California’s laws against distracted driving are among the toughest in the nation. Most states have banned texting while driving, but only about a dozen have also banned the use of handheld cellphones behind the wheel.
It is important to note, however, that texting and talking are not the only two distractions caused by these small electronic devices. Many drivers use the GPS navigational aids on their cellphones while the car is in motion. This could just as easily cause a car accident and it certainly looks like distracted driving, but it is not explicitly banned under California law.

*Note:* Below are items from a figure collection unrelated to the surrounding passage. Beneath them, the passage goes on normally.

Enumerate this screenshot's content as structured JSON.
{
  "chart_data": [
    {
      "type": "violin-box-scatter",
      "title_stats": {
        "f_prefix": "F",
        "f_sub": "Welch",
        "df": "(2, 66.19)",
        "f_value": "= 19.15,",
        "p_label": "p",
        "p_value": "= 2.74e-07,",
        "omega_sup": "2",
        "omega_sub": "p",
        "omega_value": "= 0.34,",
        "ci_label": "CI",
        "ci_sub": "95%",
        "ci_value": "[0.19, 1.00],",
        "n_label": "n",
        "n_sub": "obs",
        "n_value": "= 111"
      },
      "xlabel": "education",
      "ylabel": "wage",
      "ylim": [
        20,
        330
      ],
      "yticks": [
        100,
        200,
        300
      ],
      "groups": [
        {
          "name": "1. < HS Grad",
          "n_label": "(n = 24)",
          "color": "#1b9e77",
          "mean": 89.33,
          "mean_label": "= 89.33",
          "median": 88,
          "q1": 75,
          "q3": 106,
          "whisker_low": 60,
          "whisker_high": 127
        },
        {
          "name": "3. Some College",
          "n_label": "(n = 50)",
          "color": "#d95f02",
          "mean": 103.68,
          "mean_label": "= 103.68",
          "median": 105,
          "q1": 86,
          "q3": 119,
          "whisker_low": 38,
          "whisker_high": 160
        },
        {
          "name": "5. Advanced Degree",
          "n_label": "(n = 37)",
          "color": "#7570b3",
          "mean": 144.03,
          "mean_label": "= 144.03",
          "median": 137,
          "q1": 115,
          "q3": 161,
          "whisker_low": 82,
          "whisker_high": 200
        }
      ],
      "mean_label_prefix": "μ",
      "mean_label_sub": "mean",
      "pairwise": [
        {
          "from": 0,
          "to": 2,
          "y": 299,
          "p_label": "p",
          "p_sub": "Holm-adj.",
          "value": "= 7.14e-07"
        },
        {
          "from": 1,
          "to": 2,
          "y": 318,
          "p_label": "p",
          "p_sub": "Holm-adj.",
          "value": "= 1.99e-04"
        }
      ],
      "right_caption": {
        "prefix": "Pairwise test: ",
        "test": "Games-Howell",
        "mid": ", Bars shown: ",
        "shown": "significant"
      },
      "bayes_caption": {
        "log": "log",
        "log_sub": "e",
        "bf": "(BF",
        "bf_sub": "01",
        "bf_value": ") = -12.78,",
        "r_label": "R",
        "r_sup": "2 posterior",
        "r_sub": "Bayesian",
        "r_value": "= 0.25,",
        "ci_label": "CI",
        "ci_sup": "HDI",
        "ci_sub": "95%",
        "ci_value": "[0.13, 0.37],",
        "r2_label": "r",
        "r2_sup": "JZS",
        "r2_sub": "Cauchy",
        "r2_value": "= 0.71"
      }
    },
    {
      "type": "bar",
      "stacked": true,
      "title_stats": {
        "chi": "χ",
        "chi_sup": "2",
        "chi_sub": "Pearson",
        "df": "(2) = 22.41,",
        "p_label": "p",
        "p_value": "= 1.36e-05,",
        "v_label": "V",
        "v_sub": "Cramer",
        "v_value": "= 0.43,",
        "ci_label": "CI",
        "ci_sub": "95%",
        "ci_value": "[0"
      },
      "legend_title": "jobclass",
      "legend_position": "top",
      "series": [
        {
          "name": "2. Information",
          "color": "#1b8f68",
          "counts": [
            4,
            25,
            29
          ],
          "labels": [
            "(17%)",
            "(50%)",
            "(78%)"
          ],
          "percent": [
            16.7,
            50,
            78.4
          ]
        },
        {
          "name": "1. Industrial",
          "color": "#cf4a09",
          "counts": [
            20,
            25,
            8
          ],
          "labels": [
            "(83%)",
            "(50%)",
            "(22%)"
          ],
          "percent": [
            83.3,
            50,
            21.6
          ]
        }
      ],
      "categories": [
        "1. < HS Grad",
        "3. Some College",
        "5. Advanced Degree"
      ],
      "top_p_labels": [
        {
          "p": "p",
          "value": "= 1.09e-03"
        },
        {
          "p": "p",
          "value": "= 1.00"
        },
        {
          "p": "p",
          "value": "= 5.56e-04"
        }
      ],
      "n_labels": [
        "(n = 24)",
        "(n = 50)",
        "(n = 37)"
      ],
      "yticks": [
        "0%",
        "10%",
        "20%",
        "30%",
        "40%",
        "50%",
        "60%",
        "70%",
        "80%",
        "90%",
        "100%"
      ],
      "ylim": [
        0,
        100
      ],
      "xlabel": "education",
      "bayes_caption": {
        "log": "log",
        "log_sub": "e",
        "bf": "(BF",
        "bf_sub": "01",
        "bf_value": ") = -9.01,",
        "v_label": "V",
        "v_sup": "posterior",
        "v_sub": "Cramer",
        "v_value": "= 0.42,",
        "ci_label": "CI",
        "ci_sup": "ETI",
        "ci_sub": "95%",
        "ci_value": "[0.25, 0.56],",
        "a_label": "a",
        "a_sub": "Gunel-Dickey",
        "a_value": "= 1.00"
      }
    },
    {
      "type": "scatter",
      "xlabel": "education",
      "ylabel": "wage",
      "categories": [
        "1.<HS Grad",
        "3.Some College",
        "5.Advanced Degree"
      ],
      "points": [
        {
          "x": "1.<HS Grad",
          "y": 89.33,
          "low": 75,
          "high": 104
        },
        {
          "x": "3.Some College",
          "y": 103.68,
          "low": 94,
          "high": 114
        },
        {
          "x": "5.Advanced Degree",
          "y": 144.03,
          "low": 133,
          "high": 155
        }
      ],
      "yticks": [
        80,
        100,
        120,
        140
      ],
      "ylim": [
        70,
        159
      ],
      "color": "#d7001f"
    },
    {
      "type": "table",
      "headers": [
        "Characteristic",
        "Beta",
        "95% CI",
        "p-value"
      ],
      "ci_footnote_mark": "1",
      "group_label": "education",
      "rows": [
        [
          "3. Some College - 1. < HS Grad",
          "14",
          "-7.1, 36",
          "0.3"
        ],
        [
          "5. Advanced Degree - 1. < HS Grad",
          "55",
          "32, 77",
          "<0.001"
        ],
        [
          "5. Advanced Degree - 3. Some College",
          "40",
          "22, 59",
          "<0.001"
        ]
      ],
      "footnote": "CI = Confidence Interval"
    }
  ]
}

Should the use of GPS navigational tools and apps be regulated? The Obama administration believes it should. The president’s new transportation bill seeks to give direct authority to the National Highway Traffic Safety Administration to govern how such technology is used in vehicles.
Rather than imposing heavy restrictions on GPS apps for cellphones, some experts believe it would make more sense to incentivize the use of built-in dashboard navigation systems. These generally allow drivers to read or modify GPS data more quickly and with less distraction. App developers are also making it easier to synch smartphones with the vehicle itself.
Despite the dangers of distracted driving, the amount of distracting technology in new cars continues to increase. Hopefully, government regulators will be given the authority to at least minimize the hazards posed by such technology. Even if that happens, it’s important to remember that safe driving is always a personal choice. And we must make the choice to drive distraction-free each time we get behind the wheel.